Que fazemos quando medimos, juntamos,
separamos, contamos e calculamos? Pensamos de modo ordenado. E de que meios
usamos para essas ações? Usamos palavras (mesmo quando usamos números estamos
usando palavras, sobretudo os gregos e os romanos, que usavam letras para
indicar números).
Por isso, logos, ratio ou razão
significam pensar e falar ordenadamente, com medida e proporção, com clareza e
de modo compreensível para outros. Assim, na origem, razão é a capacidade
intelectual para pensar e exprimir-se correta e claramente, para pensar e dizer
as coisas tais como são. A razão é uma maneira de organizar a realidade pela
qual esta se torna compreensível. É, também, a confiança de que podemos ordenar
e organizar as coisas porque são organizáveis, ordenáveis, compreensíveis nelas
mesmas e por elas mesmas, isto é, as próprias coisas são racionais.
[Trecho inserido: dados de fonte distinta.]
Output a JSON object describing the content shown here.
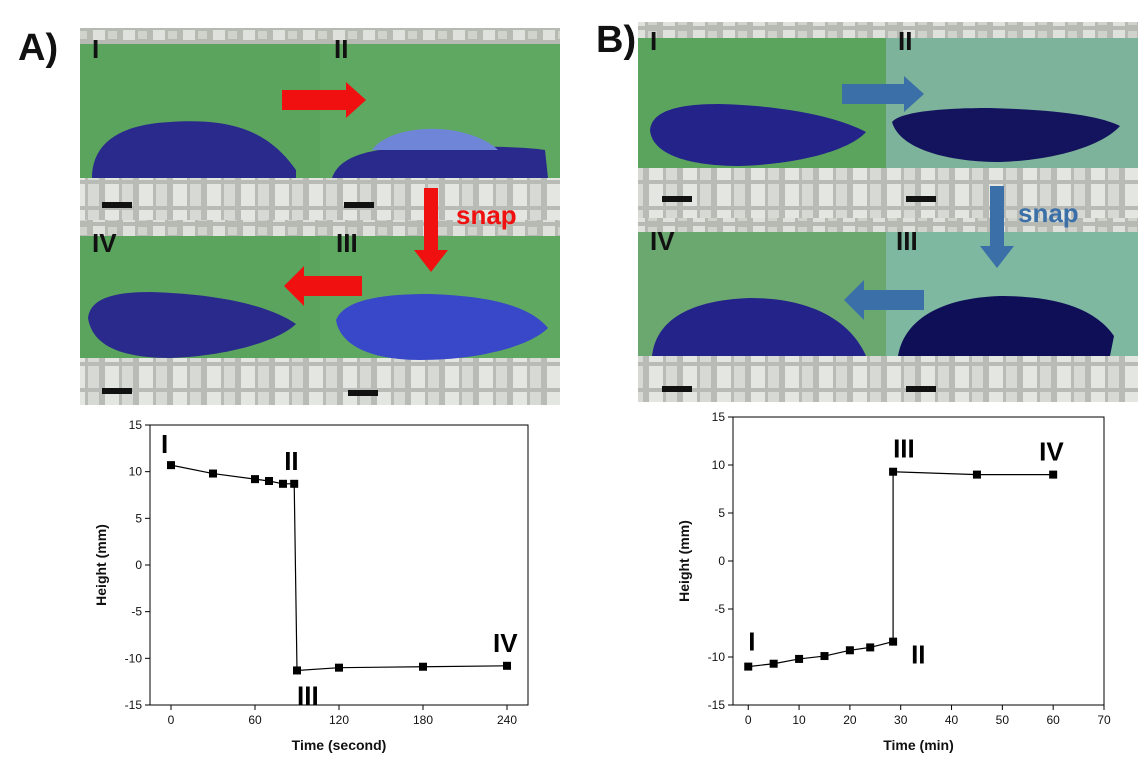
{
  "panels": {
    "a": {
      "letter": "A)",
      "frames": [
        "I",
        "II",
        "III",
        "IV"
      ],
      "snap_text": "snap",
      "arrow_color": "#f01010",
      "drop_color": "#2a2a8c"
    },
    "b": {
      "letter": "B)",
      "frames": [
        "I",
        "II",
        "III",
        "IV"
      ],
      "snap_text": "snap",
      "arrow_color": "#3b6fa8",
      "drop_color": "#1c1c78"
    }
  },
  "colors": {
    "background_green": "#5aa45e",
    "ledge_gray": "#c8cbc6",
    "line": "#000000"
  },
  "chart_data": [
    {
      "type": "line",
      "title": "",
      "xlabel": "Time (second)",
      "ylabel": "Height (mm)",
      "xlim": [
        -15,
        255
      ],
      "ylim": [
        -15,
        15
      ],
      "xticks": [
        0,
        60,
        120,
        180,
        240
      ],
      "yticks": [
        -15,
        -10,
        -5,
        0,
        5,
        10,
        15
      ],
      "series": [
        {
          "name": "height",
          "x": [
            0,
            30,
            60,
            70,
            80,
            88,
            90,
            120,
            180,
            240
          ],
          "y": [
            10.7,
            9.8,
            9.2,
            9.0,
            8.7,
            8.7,
            -11.3,
            -11.0,
            -10.9,
            -10.8
          ]
        }
      ],
      "annotations": [
        {
          "text": "I",
          "x": 0,
          "y": 10.7
        },
        {
          "text": "II",
          "x": 88,
          "y": 8.7
        },
        {
          "text": "III",
          "x": 90,
          "y": -11.3
        },
        {
          "text": "IV",
          "x": 240,
          "y": -10.8
        }
      ]
    },
    {
      "type": "line",
      "title": "",
      "xlabel": "Time (min)",
      "ylabel": "Height (mm)",
      "xlim": [
        -3,
        70
      ],
      "ylim": [
        -15,
        15
      ],
      "xticks": [
        0,
        10,
        20,
        30,
        40,
        50,
        60,
        70
      ],
      "yticks": [
        -15,
        -10,
        -5,
        0,
        5,
        10,
        15
      ],
      "series": [
        {
          "name": "height",
          "x": [
            0,
            5,
            10,
            15,
            20,
            24,
            28.5,
            28.5,
            45,
            60
          ],
          "y": [
            -11.0,
            -10.7,
            -10.2,
            -9.9,
            -9.3,
            -9.0,
            -8.4,
            9.3,
            9.0,
            9.0
          ]
        }
      ],
      "annotations": [
        {
          "text": "I",
          "x": 0,
          "y": -11.0
        },
        {
          "text": "II",
          "x": 28.5,
          "y": -8.4
        },
        {
          "text": "III",
          "x": 28.5,
          "y": 9.3
        },
        {
          "text": "IV",
          "x": 60,
          "y": 9.0
        }
      ]
    }
  ]
}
Desde o começo da Filosofia, a origem da
palavra razão fez com que ela fosse considerada oposta a quatro outras
atitudes mentais:
1. ao conhecimento ilusório, isto é, ao
conhecimento da mera aparência das coisas que não alcança a realidade ou a
verdade delas; para a razão, a ilusão provém de nossos costumes, de nossos
preconceitos, da aceitação imediata das coisas tais como aparecem e tais como
parecem ser. As ilusões criam as opiniões que variam de pessoa para pessoa e de
sociedade para sociedade. A razão se opõe à mera opinião;
2. às emoções, aos sentimentos, às paixões, que
são cegas, caóticas, desordenadas, contrárias umas às outras, ora dizendo “sim”
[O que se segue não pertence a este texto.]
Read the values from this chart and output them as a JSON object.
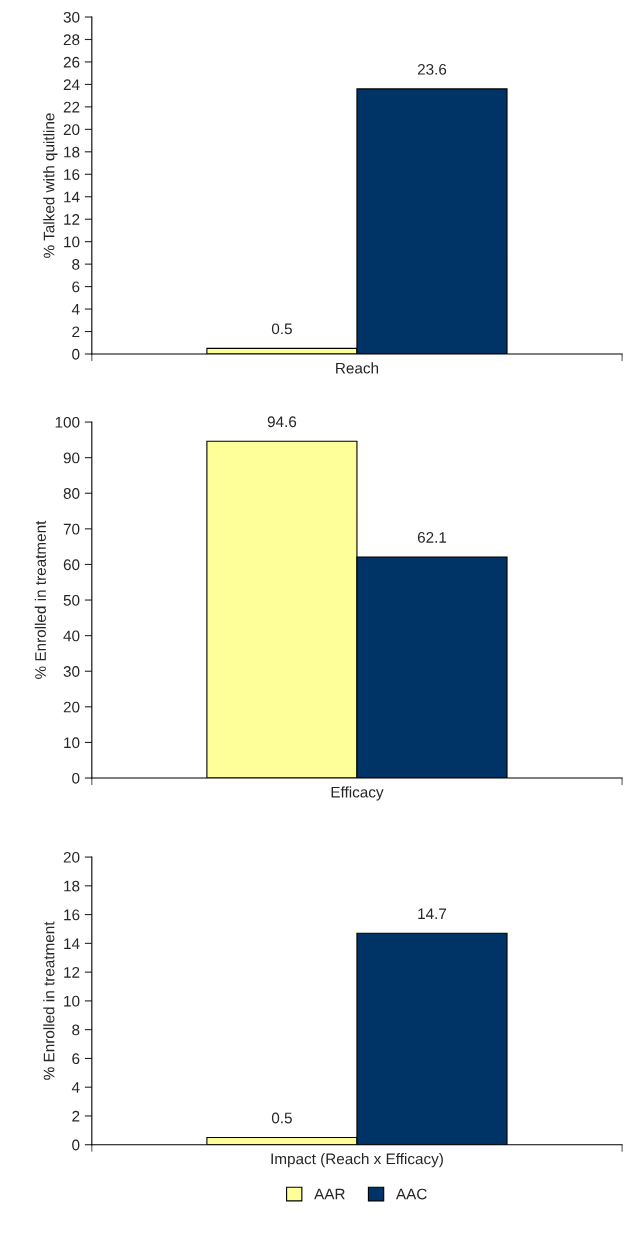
{
  "chart_data": [
    {
      "type": "bar",
      "categories": [
        "Reach"
      ],
      "ylabel": "% Talked with quitline",
      "ylim": [
        0,
        30
      ],
      "yticks": [
        0,
        2,
        4,
        6,
        8,
        10,
        12,
        14,
        16,
        18,
        20,
        22,
        24,
        26,
        28,
        30
      ],
      "data_labels": true,
      "grid": false,
      "series": [
        {
          "color": "#ffff99",
          "values": [
            0.5
          ]
        },
        {
          "color": "#003366",
          "values": [
            23.6
          ]
        }
      ]
    },
    {
      "type": "bar",
      "categories": [
        "Efficacy"
      ],
      "ylabel": "% Enrolled in treatment",
      "ylim": [
        0,
        100
      ],
      "yticks": [
        0,
        10,
        20,
        30,
        40,
        50,
        60,
        70,
        80,
        90,
        100
      ],
      "data_labels": true,
      "grid": false,
      "series": [
        {
          "color": "#ffff99",
          "values": [
            94.6
          ]
        },
        {
          "color": "#003366",
          "values": [
            62.1
          ]
        }
      ]
    },
    {
      "type": "bar",
      "categories": [
        "Impact (Reach x Efficacy)"
      ],
      "ylabel": "% Enrolled in treatment",
      "ylim": [
        0,
        20
      ],
      "yticks": [
        0,
        2,
        4,
        6,
        8,
        10,
        12,
        14,
        16,
        18,
        20
      ],
      "data_labels": true,
      "grid": false,
      "legend": "bottom",
      "series": [
        {
          "name": "AAR",
          "color": "#ffff99",
          "values": [
            0.5
          ]
        },
        {
          "name": "AAC",
          "color": "#003366",
          "values": [
            14.7
          ]
        }
      ]
    }
  ]
}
a alguma coisa, ora dizendo “não” a essa mesma coisa, como se não soubéssemos o
que queremos e o que as coisas são. A razão é vista como atividade ou ação
(intelectual e da vontade) oposta à paixão ou à passividade emocional;
3. à crença religiosa, pois, nesta, a verdade
nos é dada pela fé numa revelação divina, não dependendo do trabalho de
conhecimento realizado pela nossa inteligência ou pelo nosso intelecto. A razão
é oposta à revelação e por isso os filósofos cristãos distinguem a luz natural
- a razão - da luz sobrenatural - a revelação;
4. ao êxtase místico, no qual o espírito
mergulha nas profundezas do divino e participa dele, sem qualquer intervenção
do intelecto ou da inteligência, nem da vontade. Pelo contrário, o êxtase
místico exige um estado de abandono, de rompimento com a atividade intelectual
e com a vontade, um rompimento com o estado consciente, para entregar-se à
fruição do abismo infinito. A razão ou consciência se opõe à inconsciência do
êxtase.
Os
princípios racionais
Desde seus começos, a Filosofia considerou
que a razão opera seguindo certos princípios que ela própria estabelece e que
estão em concordância com a própria realidade, mesmo quando os empregamos sem conhecê-los
explicitamente. Ou seja, o conhecimento racional obedece a certas regras ou
leis fundamentais, que respeitamos até mesmo quando não conhecemos diretamente
quais são e o que são. Nós as respeitamos porque somos seres racionais e porque
são princípios que garantem que a realidade é racional.
Que princípios são esses? São eles:
Princípio da identidade, cujo enunciado pode
parecer surpreendente: “A é A” ou “O que é, é”. O princípio da
identidade é a condição do pensamento e sem ele não podemos pensar. Ele afirma
que uma coisa, seja ela qual for (um ser da Natureza, uma figura geométrica, um
ser humano, uma obra de arte, uma ação), só pode ser conhecida e pensada se for
percebida e conservada com sua identidade.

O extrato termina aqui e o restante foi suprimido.